Anyone who has seen more than a few Westerns would likely be able to predict the film’s climax, but I still enjoyed making my way through the movie to the expected end.

The performances do make the movie worthwhile. DeHaan was born to play Billy the Kid. His Billy is a nasty rattlesnake, but he plays him with just enough contrition to make the anti-hero attractive. Likewise, in Hawke’s Garrett, you can see that his life’s mission in now to atone for sins of the past, even if he has to cut corners to do it.

Pratt’s against-type turn as the vicious Cutler isn’t as nuanced as his castmate’s, but he imbues his character with enough eccentricities and wicked quirks to spice up the one-note role.

As Rio, Schur is solid as the conflicted young man who has fallen into horrible circumstances, while George is adequate in her underwritten part of Sara.

(R) 1 hr. 40 min.
Grade: B-


Classic Corner

To Kill a Mockingbird (Malco Razorback)

I not sure there’s a more perfectly constructed young adult novel than Harper Lee’s 1960 Pulitzer Prize-winning “To Kill a Mockingbird,” and I certainly can’t think of a better film adaption of a novel than director Robert Mulligan’s 1962 film, starring Gregory Peck in his Academy Award-winning role as small-town, Southern lawyer and father Atticus Finch.

The Malco Razorback theater is holding two special showings of the film at 1 p.m. Sunday and 7 p.m. Wednesday.

The film might not hit hard enough for modern audiences.

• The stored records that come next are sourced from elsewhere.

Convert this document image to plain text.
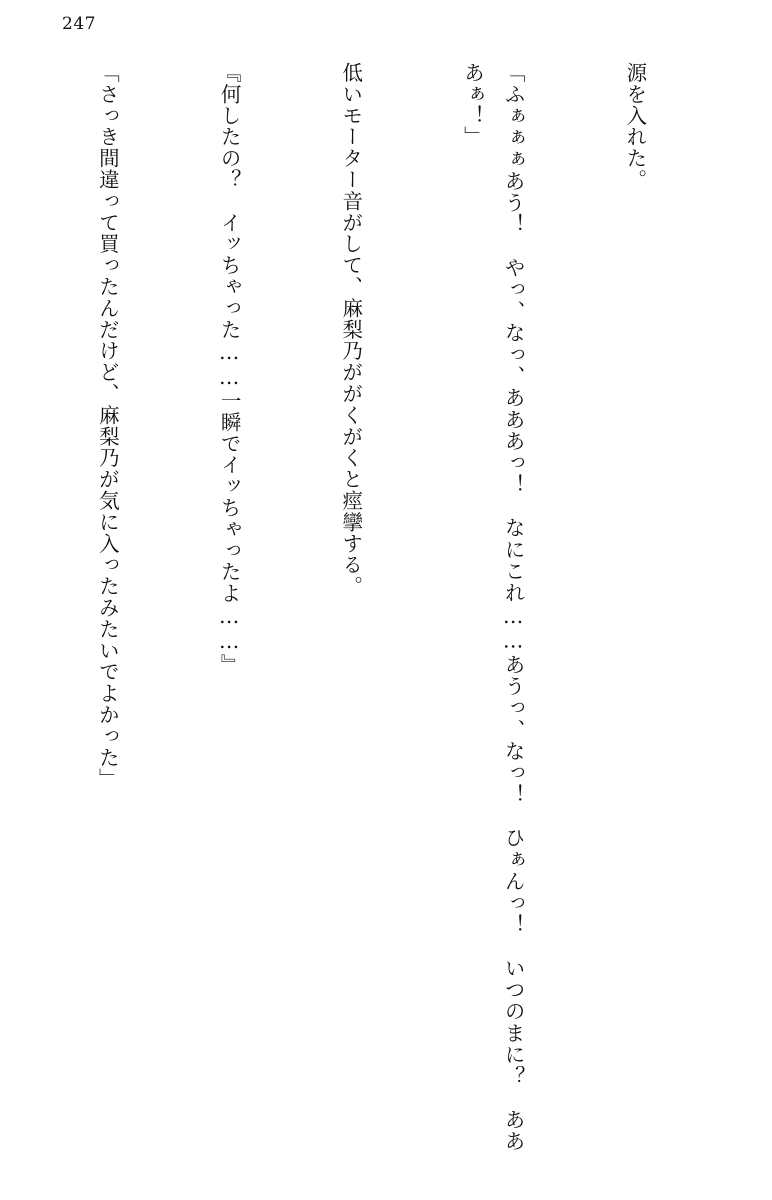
247

源を入れた。

「ふぁぁぁあう！　やっ、なっ、あああっ！　なにこれ……あうっ、なっ！　ひぁんっ！　いつのまに？　あああぁ！」

低いモーター音がして、麻梨乃ががくがくと痙攣する。

『何したの？　イッちゃった……一瞬でイッちゃったよ……』

「さっき間違って買ったんだけど、麻梨乃が気に入ったみたいでよかった」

If it were released today, it would certainly be criticized for detailing the struggles of black man falsely accused of rape in Southern culture of the 1930s through the point of view of a white child.

In hindsight, such criticisms might be apt, but the film remains a touching portrait of a father who seeks to do right because it is the right thing to do as seen through the eyes of his daughter, Scout (Mary Badham), her brother Jem (Phillip Baker), and friend Dill (John Megna).

For adults the movie is a reminder that times were never as simple as daydream them to be, and for young viewers, the film is fine example that realistic heroes don’t wear capes, spit curls, and armor.